Taken together, these four genes play an important role in immunizing inflammatory diseases. We tested the diagnostic value of these four genes by using the subject curve, and all of them have strong diagnostic significance. As we already know, GATA3 and CCL20 are highly expressed in psoriasis, while PRC1 has not been reported in the literature, but it also has strong diagnostic value. However, IL1RN is controversial. Some previous studies believed that IL1RN is an anti-inflammatory factor and its expression is reduced in psoriasis. However, in this study, we analyzed several data sets and immunohistochemical results of tissues, which showed that IL1RN expression was increased in psoriatic tissues. In addition to their diagnostic value, we analyzed the specificity of these four genes in treatment. Using several data sets, we analyzed three clinically common biological agent, tumor necrosis factor alpha inhibitors, IL-17A antagonists, and IL-12/23 inhibitors. The metrics we selected showed significant differences between pre-treatment and post-treatment. It is worth noting that the data results of non-response to Ustekinumab and Etanercept showed that the expression of GATA3 and IL1RN was not significant. In the treatment of psoriasis, patients are not sensitive to the selection of biological agents, which wastes the treatment time and cost.

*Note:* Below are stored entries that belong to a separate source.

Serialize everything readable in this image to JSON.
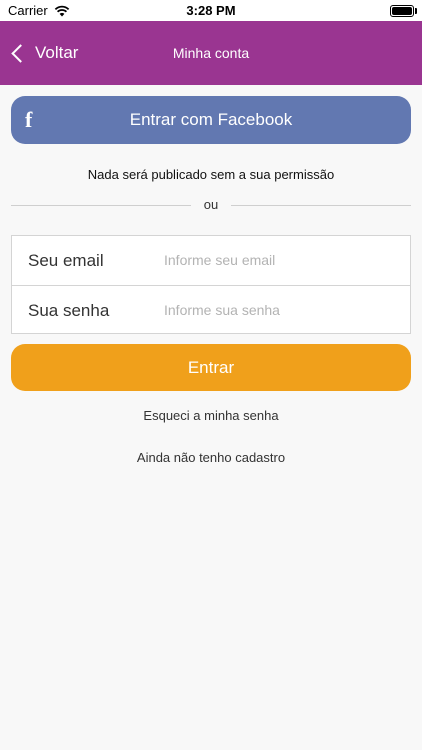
{
  "status_bar": {
    "carrier": "Carrier",
    "time": "3:28 PM",
    "battery_level": 1.0
  },
  "nav": {
    "back_label": "Voltar",
    "title": "Minha conta"
  },
  "facebook": {
    "icon_letter": "f",
    "label": "Entrar com Facebook"
  },
  "notice": "Nada será publicado sem a sua permissão",
  "separator": "ou",
  "form": {
    "email_label": "Seu email",
    "email_placeholder": "Informe seu email",
    "password_label": "Sua senha",
    "password_placeholder": "Informe sua senha"
  },
  "enter_label": "Entrar",
  "forgot_label": "Esqueci a minha senha",
  "register_label": "Ainda não tenho cadastro",
  "colors": {
    "nav_background": "#9a3591",
    "facebook_button": "#6278b1",
    "enter_button": "#f0a01b"
  }
}
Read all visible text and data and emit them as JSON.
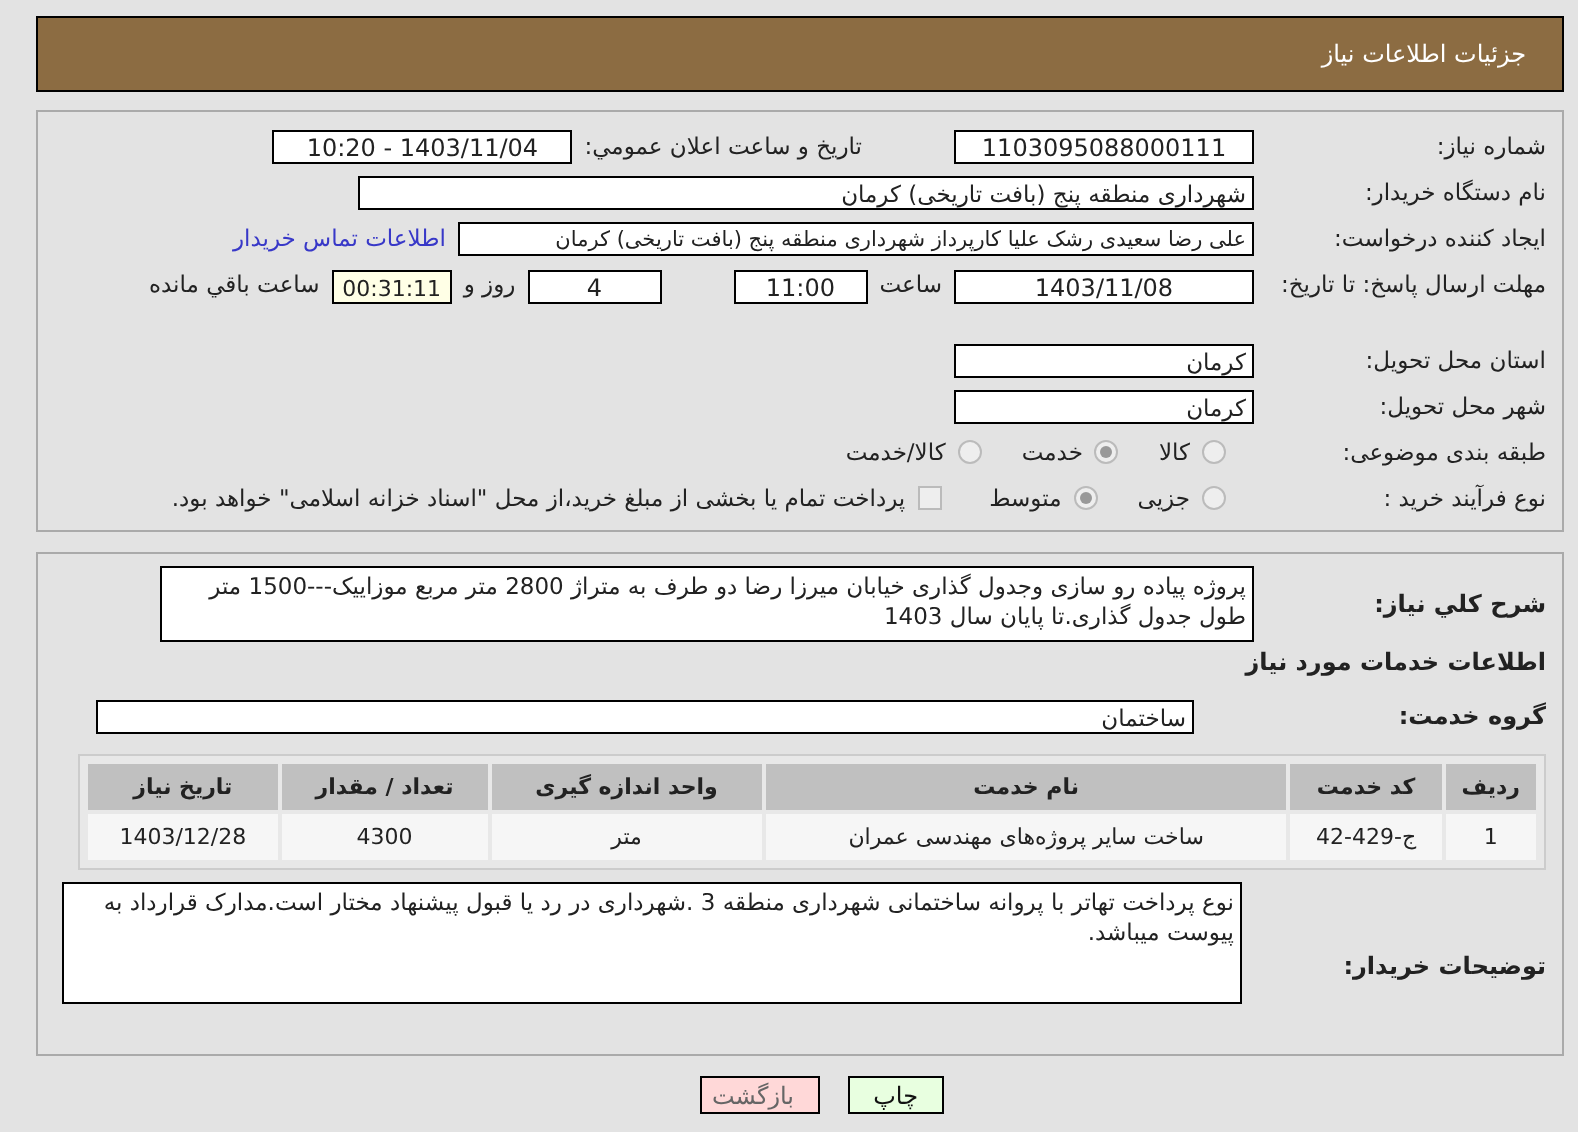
{
  "header": {
    "title": "جزئیات اطلاعات نیاز"
  },
  "details": {
    "need_number": {
      "label": "شماره نیاز:",
      "value": "1103095088000111"
    },
    "announce": {
      "label": "تاريخ و ساعت اعلان عمومي:",
      "value": "1403/11/04 - 10:20"
    },
    "buyer": {
      "label": "نام دستگاه خریدار:",
      "value": "شهرداری منطقه پنج (بافت تاریخی) کرمان"
    },
    "creator": {
      "label": "ایجاد کننده درخواست:",
      "value": "علی رضا سعیدی رشک علیا کارپرداز شهرداری منطقه پنج (بافت تاریخی) کرمان",
      "link": "اطلاعات تماس خریدار"
    },
    "deadline": {
      "label": "مهلت ارسال پاسخ: تا تاریخ:",
      "date": "1403/11/08",
      "time_label": "ساعت",
      "time": "11:00",
      "days": "4",
      "days_label": "روز و",
      "remaining": "00:31:11",
      "remaining_label": "ساعت باقي مانده"
    },
    "province": {
      "label": "استان محل تحویل:",
      "value": "کرمان"
    },
    "city": {
      "label": "شهر محل تحویل:",
      "value": "کرمان"
    },
    "category": {
      "label": "طبقه بندی موضوعی:",
      "options": [
        {
          "label": "کالا",
          "selected": false
        },
        {
          "label": "خدمت",
          "selected": true
        },
        {
          "label": "کالا/خدمت",
          "selected": false
        }
      ]
    },
    "process": {
      "label": "نوع فرآیند خرید :",
      "options": [
        {
          "label": "جزیی",
          "selected": false
        },
        {
          "label": "متوسط",
          "selected": true
        }
      ],
      "treasury": {
        "checked": false,
        "label": "پرداخت تمام یا بخشی از مبلغ خرید،از محل \"اسناد خزانه اسلامی\" خواهد بود."
      }
    }
  },
  "needs": {
    "description": {
      "label": "شرح کلي نیاز:",
      "value": "پروژه   پیاده رو سازی  وجدول گذاری خیابان میرزا رضا دو طرف به متراژ 2800  متر مربع موزاییک---1500 متر طول جدول گذاری.تا پایان سال 1403"
    },
    "services_title": "اطلاعات خدمات مورد نیاز",
    "service_group": {
      "label": "گروه خدمت:",
      "value": "ساختمان"
    },
    "table": {
      "columns": [
        "ردیف",
        "کد خدمت",
        "نام خدمت",
        "واحد اندازه گیری",
        "تعداد / مقدار",
        "تاریخ نیاز"
      ],
      "rows": [
        [
          "1",
          "ج-429-42",
          "ساخت سایر پروژه‌های مهندسی عمران",
          "متر",
          "4300",
          "1403/12/28"
        ]
      ]
    },
    "buyer_notes": {
      "label": "توضیحات خریدار:",
      "value": "نوع پرداخت تهاتر با پروانه ساختمانی شهرداری منطقه 3 .شهرداری در رد یا قبول پیشنهاد مختار است.مدارک قرارداد به پیوست میباشد."
    }
  },
  "buttons": [
    {
      "label": "چاپ",
      "kind": "print"
    },
    {
      "label": "بازگشت",
      "kind": "back"
    }
  ]
}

Based on our experimental results, GATA3 and IL1RN may be associated with non-response to treatment. GATA3 expression of type 17 T Helper cell and activated dendritic cell showed negative correlation. The expression of IL1RN was positively correlated with neutrophil, type 1 T helper cell, and type 17 T helper cell. From the perspective of related immune cells, these immune cells do play an important role in the pathogenesis of psoriasis. So, what is the mechanism that influences the therapeutic effect in the non-response to treatment is still unknown. Our results can only prove that GATA3 and IL1RN have high specificity in non-response and can be used as indicators of therapeutic effect, but a large number of experimental data are still needed to support.